É utilizado por fumantes exigentes, na maioria jovens, que não se contentam com fumo de cigarro, e apreciam o tabaco amaciado com essências triviais, a de duas maçãs, ou exóticas, a de margherita (tequila com limão).

Os rio-pretenses Guilherme Bastos, 18, e Marcos Murad, 18, são adeptos há um ano. “Depois que conheci o narguilé, abandonei o cigarro“, diz Guilherme.

O Emporium do Tabaco, na rua General Glicério, está surfando nessa nova onda e já vende de quatro a cinco narguilés por semana. “Com certeza, ficamos na faixa dos 20 por mês”, afirma Bianca Negri de Sá, proprietária.

Ninguém tem certeza sobre a origem do narguilé, mas prevalece a versão de que é egípcio. Bianca vende de três origens. “O melhor acabamento é o do chinês, que é o mais caro”, diz ela. Os egípcios custam de R$ 84,90 a R$ 219. Os iranianos, de R$ 149 a R$ 169. E os chineses, de R$ 129 a R$ 299.
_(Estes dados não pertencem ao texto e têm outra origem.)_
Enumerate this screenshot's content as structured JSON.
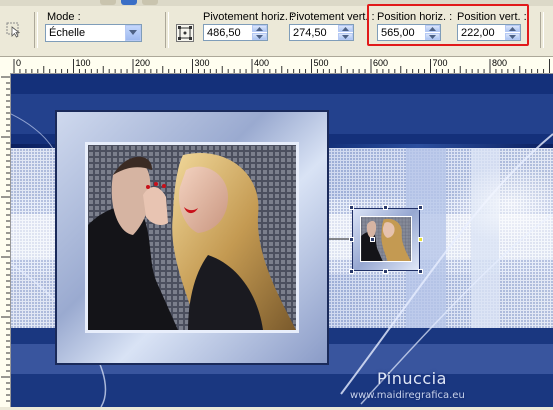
{
  "toolbar": {
    "mode_label": "Mode :",
    "mode_value": "Échelle",
    "pivot_h_label": "Pivotement horiz. :",
    "pivot_h_value": "486,50",
    "pivot_v_label": "Pivotement vert. :",
    "pivot_v_value": "274,50",
    "pos_h_label": "Position horiz. :",
    "pos_h_value": "565,00",
    "pos_v_label": "Position vert. :",
    "pos_v_value": "222,00"
  },
  "ruler": {
    "labels": [
      "0",
      "100",
      "200",
      "300",
      "400",
      "500",
      "600",
      "700",
      "800"
    ]
  },
  "canvas": {
    "watermark_name": "Pinuccia",
    "watermark_url": "www.maidiregrafica.eu"
  },
  "colors": {
    "highlight_box": "#e11a1a",
    "canvas_blue": "#1b3f8f"
  },
  "icons": [
    "pick-tool-icon",
    "center-node-icon",
    "dropdown-arrow-icon",
    "spin-up-icon",
    "spin-down-icon"
  ]
}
“É um grande atrativo para fazer amizades”, resume Rodrigo Reinato, sócio e marido de Bianca.

Mas o Ministério da Saúde adverte: fumar, mesmo com o charme do narguilé, faz mal à saúde.

Bar proíbe uso nas férias
O chefe de segurança do bar Vila Dionísio, Ionício Gomes Bispo, o Neno, afirma que a casa optou por proibir o uso de narguilé no período das férias.

“A casa fica muito cheia nesta época. Vem gente de toda a região e houve dia que o narguilé foi usado para consumo de drogas ilícitas”, afirma.

Para preservar o que ele chama de bom nome da casa, o segurança optou pela proibição temporária.

“Quando o movimento acalmar, a gente volta a liberar o uso. Conhecemos bem nossos clientes e nunca tivemos problemas com eles. Já houve noite em que cinco mesas reuniam fumantes de narguilé”, afirma.

Há mais de 50 tipos de essência
No Emporium do Tabaco há 56 essências diferentes para uso em narguilé. O preço de cada embalagem varia de R$ 3,80 a R$ 5,50.

O narguilé simboliza a hospitalidade, serenidade e a harmonia. É para ser fumado em grupos. Os adeptos fumam reunidos para conversar. É um comportamento coletivo embora o conceito seja individual.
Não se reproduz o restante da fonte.